As great power competition intensifies, Asian countries are under pressure to choose between the geopolitical tussle between United States and China. Recognising its waning dominance in the region, Washington is probing the willingness of allies and partners to join an economic coalition in confronting China. China is realigning herself to solidify its commodity supply chains and increase the economic interdependence of other countries in the region so as to become an indispensable player in Asia. In an architectural overarching strategy, Beijing is using its politico-economic power (and military prowess) to weaken the cohesion of the US-led alliance system and bring US allies and partners closer to her orbit, including closer ties with Latin America and Russia.

What is Malaysia posture?

Attesting that the Quadrilateral Security Dialogue (Quad) — comprising the United States,  Japan, Australia and India (latter weakest member; India has to walk-the-talk) — intends to multilateralise the US-led hub-and-spoke alliance system to enable a networked security architecture, in furtherance of the military encirclement of China. The U.S. is dedicating $27 billion to the Pacific Deterrence Initiative  –  a plan to expand the U.S. military stranglehold over Okinawa, Korea, Guam, Hawai’i  – and more importantly, being perceived as a War on China.

Malaysia, like other southeast Asian countries have been reluctant to join QUAD’s initiative; see ASEAN’s;  Further, the uncertainty enmeshed in the US–China trade-tariff confrontation, may temporary gives Malaysia a momentary grace in attracting more foreign investment.
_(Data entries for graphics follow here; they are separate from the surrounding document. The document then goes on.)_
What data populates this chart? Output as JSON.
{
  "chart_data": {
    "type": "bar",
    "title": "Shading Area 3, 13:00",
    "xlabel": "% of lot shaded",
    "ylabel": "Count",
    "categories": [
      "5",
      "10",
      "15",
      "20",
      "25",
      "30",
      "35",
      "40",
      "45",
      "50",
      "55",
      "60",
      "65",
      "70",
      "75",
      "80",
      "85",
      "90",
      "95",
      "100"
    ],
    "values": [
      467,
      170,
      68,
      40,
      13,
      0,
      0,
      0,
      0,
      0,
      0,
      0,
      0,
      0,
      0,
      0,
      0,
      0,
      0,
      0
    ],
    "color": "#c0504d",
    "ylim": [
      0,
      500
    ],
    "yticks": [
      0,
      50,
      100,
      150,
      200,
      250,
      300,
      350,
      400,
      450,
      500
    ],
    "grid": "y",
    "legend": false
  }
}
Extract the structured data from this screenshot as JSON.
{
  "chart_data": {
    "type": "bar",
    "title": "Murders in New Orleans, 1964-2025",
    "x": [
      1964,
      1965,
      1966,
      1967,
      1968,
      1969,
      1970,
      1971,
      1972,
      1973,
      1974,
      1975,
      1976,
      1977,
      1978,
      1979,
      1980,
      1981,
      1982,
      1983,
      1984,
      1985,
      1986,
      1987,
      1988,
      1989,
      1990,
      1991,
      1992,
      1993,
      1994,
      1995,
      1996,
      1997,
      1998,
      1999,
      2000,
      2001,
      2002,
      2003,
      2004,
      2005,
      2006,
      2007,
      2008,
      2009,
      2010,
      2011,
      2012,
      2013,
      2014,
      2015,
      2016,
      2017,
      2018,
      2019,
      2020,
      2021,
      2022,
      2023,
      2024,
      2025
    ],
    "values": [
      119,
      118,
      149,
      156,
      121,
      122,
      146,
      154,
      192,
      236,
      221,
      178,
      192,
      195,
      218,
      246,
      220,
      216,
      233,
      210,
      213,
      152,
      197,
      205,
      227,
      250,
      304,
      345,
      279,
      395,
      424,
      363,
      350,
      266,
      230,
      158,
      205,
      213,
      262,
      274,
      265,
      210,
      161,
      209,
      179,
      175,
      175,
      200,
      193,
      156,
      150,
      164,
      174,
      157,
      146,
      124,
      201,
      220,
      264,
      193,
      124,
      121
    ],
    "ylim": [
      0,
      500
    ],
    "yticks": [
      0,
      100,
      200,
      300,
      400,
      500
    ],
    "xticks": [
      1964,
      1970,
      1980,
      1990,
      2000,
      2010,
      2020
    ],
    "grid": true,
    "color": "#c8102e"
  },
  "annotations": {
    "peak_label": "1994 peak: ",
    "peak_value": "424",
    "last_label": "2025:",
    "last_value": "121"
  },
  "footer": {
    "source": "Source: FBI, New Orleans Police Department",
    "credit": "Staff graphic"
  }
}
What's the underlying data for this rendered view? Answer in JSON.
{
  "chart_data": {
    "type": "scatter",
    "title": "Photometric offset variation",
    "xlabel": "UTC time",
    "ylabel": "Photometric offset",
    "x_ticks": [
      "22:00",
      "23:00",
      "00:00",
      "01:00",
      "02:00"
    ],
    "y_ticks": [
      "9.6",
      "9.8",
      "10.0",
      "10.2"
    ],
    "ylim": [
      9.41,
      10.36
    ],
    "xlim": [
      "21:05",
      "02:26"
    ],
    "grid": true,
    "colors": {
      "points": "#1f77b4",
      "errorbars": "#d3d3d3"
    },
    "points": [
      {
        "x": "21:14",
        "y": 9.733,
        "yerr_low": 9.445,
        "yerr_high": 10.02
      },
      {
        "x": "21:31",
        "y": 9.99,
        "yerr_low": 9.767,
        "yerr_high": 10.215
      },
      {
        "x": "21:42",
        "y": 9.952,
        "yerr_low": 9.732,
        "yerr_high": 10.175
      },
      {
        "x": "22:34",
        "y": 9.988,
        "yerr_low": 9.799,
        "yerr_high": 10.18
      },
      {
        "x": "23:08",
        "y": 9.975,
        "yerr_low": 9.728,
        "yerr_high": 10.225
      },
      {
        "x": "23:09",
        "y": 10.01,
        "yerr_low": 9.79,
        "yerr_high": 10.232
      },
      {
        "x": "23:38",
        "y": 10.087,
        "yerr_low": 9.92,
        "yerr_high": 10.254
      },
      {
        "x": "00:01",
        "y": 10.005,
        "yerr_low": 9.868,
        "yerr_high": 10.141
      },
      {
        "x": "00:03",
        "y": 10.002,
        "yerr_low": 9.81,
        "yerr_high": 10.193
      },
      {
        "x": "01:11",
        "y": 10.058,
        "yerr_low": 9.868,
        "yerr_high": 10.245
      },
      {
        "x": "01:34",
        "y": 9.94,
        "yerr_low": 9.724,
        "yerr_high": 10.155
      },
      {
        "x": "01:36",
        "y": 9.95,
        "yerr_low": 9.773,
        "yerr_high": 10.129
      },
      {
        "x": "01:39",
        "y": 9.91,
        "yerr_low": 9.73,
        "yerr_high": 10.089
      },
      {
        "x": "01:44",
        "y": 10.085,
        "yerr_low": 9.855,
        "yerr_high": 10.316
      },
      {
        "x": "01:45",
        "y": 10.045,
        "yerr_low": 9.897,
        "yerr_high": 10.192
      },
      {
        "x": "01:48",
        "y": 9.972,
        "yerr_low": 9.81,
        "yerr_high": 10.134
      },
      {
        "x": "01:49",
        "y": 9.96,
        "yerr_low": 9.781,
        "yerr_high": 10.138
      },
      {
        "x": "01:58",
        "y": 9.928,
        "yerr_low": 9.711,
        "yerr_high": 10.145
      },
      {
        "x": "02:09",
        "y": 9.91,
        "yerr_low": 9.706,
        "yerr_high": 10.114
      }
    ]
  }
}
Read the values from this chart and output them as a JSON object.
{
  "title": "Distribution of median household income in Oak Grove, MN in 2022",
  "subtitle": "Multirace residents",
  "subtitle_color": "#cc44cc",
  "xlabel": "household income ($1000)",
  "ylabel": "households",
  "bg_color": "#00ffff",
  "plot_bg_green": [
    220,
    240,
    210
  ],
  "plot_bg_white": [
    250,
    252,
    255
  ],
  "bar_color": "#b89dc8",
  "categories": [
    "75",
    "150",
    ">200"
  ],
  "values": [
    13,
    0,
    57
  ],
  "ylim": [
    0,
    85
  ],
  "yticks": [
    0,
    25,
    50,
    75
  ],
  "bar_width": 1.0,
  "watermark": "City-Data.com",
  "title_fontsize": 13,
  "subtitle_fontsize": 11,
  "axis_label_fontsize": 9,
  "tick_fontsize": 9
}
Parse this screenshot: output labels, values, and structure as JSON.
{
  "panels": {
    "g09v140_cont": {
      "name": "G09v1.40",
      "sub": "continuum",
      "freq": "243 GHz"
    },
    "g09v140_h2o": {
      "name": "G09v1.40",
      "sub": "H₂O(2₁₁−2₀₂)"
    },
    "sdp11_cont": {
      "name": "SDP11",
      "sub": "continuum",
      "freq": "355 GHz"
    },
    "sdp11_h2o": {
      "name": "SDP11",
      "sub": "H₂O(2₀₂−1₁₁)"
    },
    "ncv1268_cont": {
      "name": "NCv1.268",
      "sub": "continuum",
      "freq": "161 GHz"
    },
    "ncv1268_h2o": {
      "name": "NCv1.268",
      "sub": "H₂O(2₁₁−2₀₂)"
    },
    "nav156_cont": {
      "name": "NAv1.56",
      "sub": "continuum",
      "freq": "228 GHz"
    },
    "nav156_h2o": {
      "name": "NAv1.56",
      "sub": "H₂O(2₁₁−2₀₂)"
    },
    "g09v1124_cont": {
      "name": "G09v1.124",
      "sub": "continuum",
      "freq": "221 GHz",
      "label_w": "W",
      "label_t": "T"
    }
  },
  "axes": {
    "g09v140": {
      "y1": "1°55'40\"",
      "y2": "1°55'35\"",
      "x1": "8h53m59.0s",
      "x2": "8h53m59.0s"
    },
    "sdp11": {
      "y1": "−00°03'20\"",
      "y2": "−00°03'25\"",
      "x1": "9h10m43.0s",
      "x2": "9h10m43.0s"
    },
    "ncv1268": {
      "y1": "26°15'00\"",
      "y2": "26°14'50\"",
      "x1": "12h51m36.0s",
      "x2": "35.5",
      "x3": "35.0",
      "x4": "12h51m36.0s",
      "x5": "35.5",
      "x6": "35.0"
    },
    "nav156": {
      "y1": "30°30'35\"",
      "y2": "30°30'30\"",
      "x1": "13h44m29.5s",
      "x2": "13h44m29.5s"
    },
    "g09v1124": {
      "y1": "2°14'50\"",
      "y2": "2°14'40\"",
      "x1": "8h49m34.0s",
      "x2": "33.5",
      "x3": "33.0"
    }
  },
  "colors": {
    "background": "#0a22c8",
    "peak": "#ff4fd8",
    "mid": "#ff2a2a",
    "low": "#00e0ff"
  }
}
What is Malaysia positioning?

Always remembering that since Majaphahit-Srivijaya empires to the China protectorate status to hinder Siamese incursion into the peninsula to the adventures of Portuguese-Dutch-British colonialism, and later Japanese occuptation, with Britain re-emergence as a neo-colonial administration before gaining “independence”  – has Malaya ever been freed from political domination or Malaysia avoiding the economic stranglehold of monopoly-capitalism from the Global North, and now increasingly under a SOE-GLC ethnocapital and  brotherly relationship positioning that does not brood well to small manufacturing enterprises (SMEs) and local entrepreneurs that constitute 98% of the national economic activities, contributing 40% of GDP.

The future of US-China relationship – collaterally impacting upon Asia – is to co-exit and collaborate, maintaining competition, and prevent conflict, even as the USA admitted – admist inherent weaknesses – her politico-economic stance. The better alternative would be to restore U.S. technology leadership, rebuild its supply chains, and improve self industrial competitiveness than to muddle in the Pacific affairs as China goes through its dual circulation economy so that Asia has a less bumpy intra-trade ride ahead – and better not to prepare for war with China.